Gold - Silver Ratio (Archive)

First published on 13 Nov 2006

Did you know that the price relationship between Gold and Silver is not fixed? It varies substantially. And it has predictive value too. As in different market environments, the value of Gold is perceived differently than Silver. Gold is perceived as an important crisis commodity. As fear replaces confidence, Gold increases in value relative to Silver. For example risks of economic and political upheaval. When the market risks are low Silver is preferred over Gold, as the white metal has many industrial uses and the consumption of Silver grows in a rising economy.

The last time the value for the ratio dipped below 1 was in 1997 and then the South East Asian crisis broke leading to a bounce back in ratio. And since 1984 the ratio has never been below parity. At this stage after 22 years the ratio is headed down below 1 again. Rather it is now ruling at sub 1 level. Now there are two ways to see it, one that we are in for more prosper times that we have not witnessed since 1984. If this is true Gold should continue to fall relatively to silver, or underperform silver. Second way to look at it is that we are once again sitting at the edge of a crisis, which might be just around the corner. At this stage, we have a falling five wave ratio line. This means that there is no fear in the market and hence this maybe not an opportune time to go long on the crisis commodity yet.
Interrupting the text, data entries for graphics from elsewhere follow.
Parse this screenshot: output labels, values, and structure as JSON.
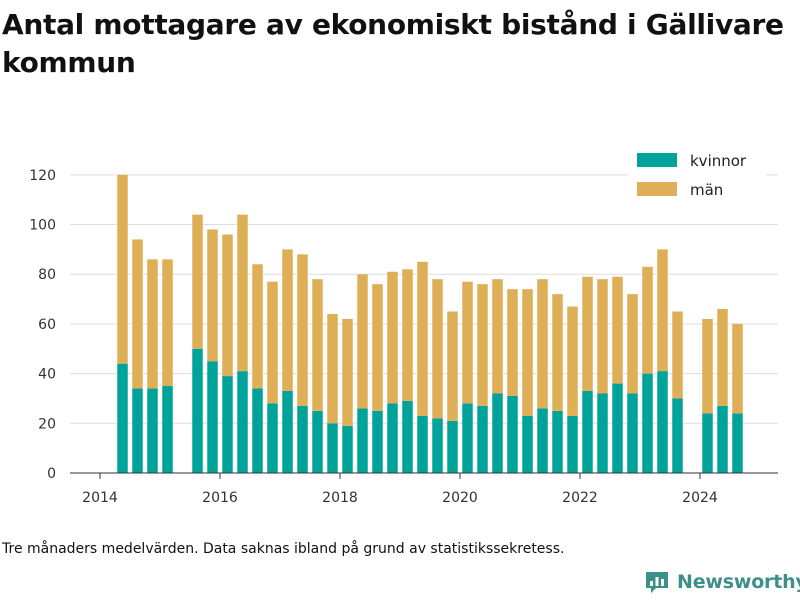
{
  "title": "Antal mottagare av ekonomiskt bistånd i Gällivare kommun",
  "caption": "Tre månaders medelvärden. Data saknas ibland på grund av statistikssekretess.",
  "brand": {
    "name": "Newsworthy",
    "icon": "newsworthy-logo-icon",
    "color": "#3d8f8a"
  },
  "chart_data": {
    "type": "bar",
    "stacked": true,
    "x_unit": "quarter (decimal year)",
    "x": [
      2014.375,
      2014.625,
      2014.875,
      2015.125,
      2015.625,
      2015.875,
      2016.125,
      2016.375,
      2016.625,
      2016.875,
      2017.125,
      2017.375,
      2017.625,
      2017.875,
      2018.125,
      2018.375,
      2018.625,
      2018.875,
      2019.125,
      2019.375,
      2019.625,
      2019.875,
      2020.125,
      2020.375,
      2020.625,
      2020.875,
      2021.125,
      2021.375,
      2021.625,
      2021.875,
      2022.125,
      2022.375,
      2022.625,
      2022.875,
      2023.125,
      2023.375,
      2023.625,
      2024.125,
      2024.375,
      2024.625
    ],
    "series": [
      {
        "name": "kvinnor",
        "color": "#00a39a",
        "values": [
          44,
          34,
          34,
          35,
          50,
          45,
          39,
          41,
          34,
          28,
          33,
          27,
          25,
          20,
          19,
          26,
          25,
          28,
          29,
          23,
          22,
          21,
          28,
          27,
          32,
          31,
          23,
          26,
          25,
          23,
          33,
          32,
          36,
          32,
          40,
          41,
          30,
          24,
          27,
          24
        ]
      },
      {
        "name": "män",
        "color": "#deaf57",
        "values": [
          76,
          60,
          52,
          51,
          54,
          53,
          57,
          63,
          50,
          49,
          57,
          61,
          53,
          44,
          43,
          54,
          51,
          53,
          53,
          62,
          56,
          44,
          49,
          49,
          46,
          43,
          51,
          52,
          47,
          44,
          46,
          46,
          43,
          40,
          43,
          49,
          35,
          38,
          39,
          36
        ]
      }
    ],
    "x_ticks": [
      "2014",
      "2016",
      "2018",
      "2020",
      "2022",
      "2024"
    ],
    "y_ticks": [
      "0",
      "20",
      "40",
      "60",
      "80",
      "100",
      "120"
    ],
    "xlim": [
      2013.5,
      2025.3
    ],
    "ylim": [
      0,
      130
    ],
    "grid": true,
    "legend": "top-right"
  }
}
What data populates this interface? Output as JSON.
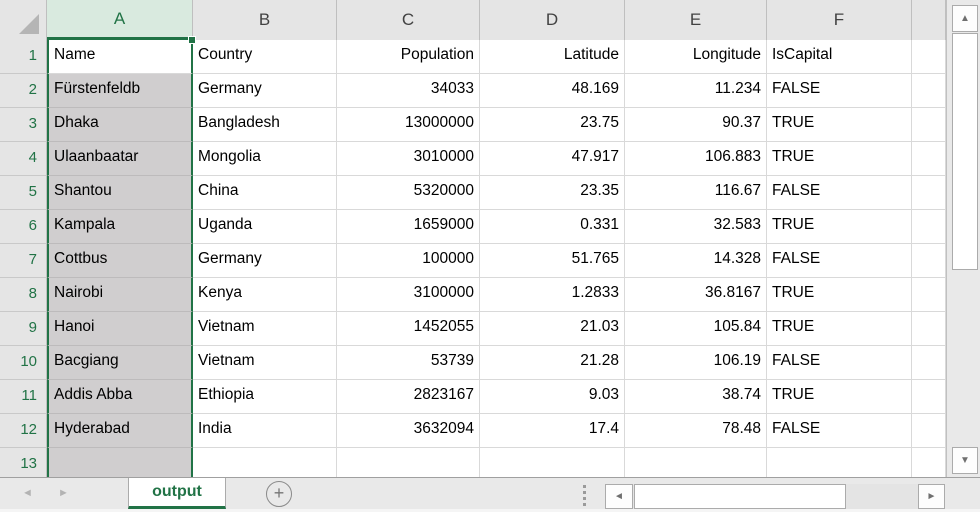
{
  "colors": {
    "accent_green": "#217346",
    "selected_header_bg": "#D9EADF",
    "selection_fill": "#D0CECF",
    "header_bg": "#E5E5E5"
  },
  "icons": {
    "select_all": "triangle-corner",
    "scroll_up": "▲",
    "scroll_down": "▼",
    "scroll_left": "◄",
    "scroll_right": "►",
    "sheet_prev": "◄",
    "sheet_next": "►",
    "add_sheet": "+"
  },
  "tabbar": {
    "active_tab": "output"
  },
  "sheet": {
    "columns": [
      {
        "letter": "A",
        "selected": true
      },
      {
        "letter": "B",
        "selected": false
      },
      {
        "letter": "C",
        "selected": false
      },
      {
        "letter": "D",
        "selected": false
      },
      {
        "letter": "E",
        "selected": false
      },
      {
        "letter": "F",
        "selected": false
      },
      {
        "letter": "",
        "selected": false
      }
    ],
    "rows": [
      {
        "n": "1",
        "cells": [
          "Name",
          "Country",
          "Population",
          "Latitude",
          "Longitude",
          "IsCapital",
          ""
        ]
      },
      {
        "n": "2",
        "cells": [
          "Fürstenfeldb",
          "Germany",
          "34033",
          "48.169",
          "11.234",
          "FALSE",
          ""
        ]
      },
      {
        "n": "3",
        "cells": [
          "Dhaka",
          "Bangladesh",
          "13000000",
          "23.75",
          "90.37",
          "TRUE",
          ""
        ]
      },
      {
        "n": "4",
        "cells": [
          "Ulaanbaatar",
          "Mongolia",
          "3010000",
          "47.917",
          "106.883",
          "TRUE",
          ""
        ]
      },
      {
        "n": "5",
        "cells": [
          "Shantou",
          "China",
          "5320000",
          "23.35",
          "116.67",
          "FALSE",
          ""
        ]
      },
      {
        "n": "6",
        "cells": [
          "Kampala",
          "Uganda",
          "1659000",
          "0.331",
          "32.583",
          "TRUE",
          ""
        ]
      },
      {
        "n": "7",
        "cells": [
          "Cottbus",
          "Germany",
          "100000",
          "51.765",
          "14.328",
          "FALSE",
          ""
        ]
      },
      {
        "n": "8",
        "cells": [
          "Nairobi",
          "Kenya",
          "3100000",
          "1.2833",
          "36.8167",
          "TRUE",
          ""
        ]
      },
      {
        "n": "9",
        "cells": [
          "Hanoi",
          "Vietnam",
          "1452055",
          "21.03",
          "105.84",
          "TRUE",
          ""
        ]
      },
      {
        "n": "10",
        "cells": [
          "Bacgiang",
          "Vietnam",
          "53739",
          "21.28",
          "106.19",
          "FALSE",
          ""
        ]
      },
      {
        "n": "11",
        "cells": [
          "Addis Abba",
          "Ethiopia",
          "2823167",
          "9.03",
          "38.74",
          "TRUE",
          ""
        ]
      },
      {
        "n": "12",
        "cells": [
          "Hyderabad",
          "India",
          "3632094",
          "17.4",
          "78.48",
          "FALSE",
          ""
        ]
      },
      {
        "n": "13",
        "cells": [
          "",
          "",
          "",
          "",
          "",
          "",
          ""
        ]
      }
    ]
  }
}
Our alternate count on Silver saw the metal moving up to fill the anticipate gap level at 12.6. Our back up count on Gold also saw it touching anticipated levels. However, we still believe that Metals overall continue to move against a price overhang. Above 640 many things change for our Gold count. At this stage we anticipate resistances ahead for Gold, Silver, MCX – Gold Near, HUI – Gold Bugs, NEM Newmont Mining Corp, GFI Gold Fields Limited and XAU – Gold and Silver Index, at 640, 13.2, 9300, 340, 47.4, 18 and 144 respectively.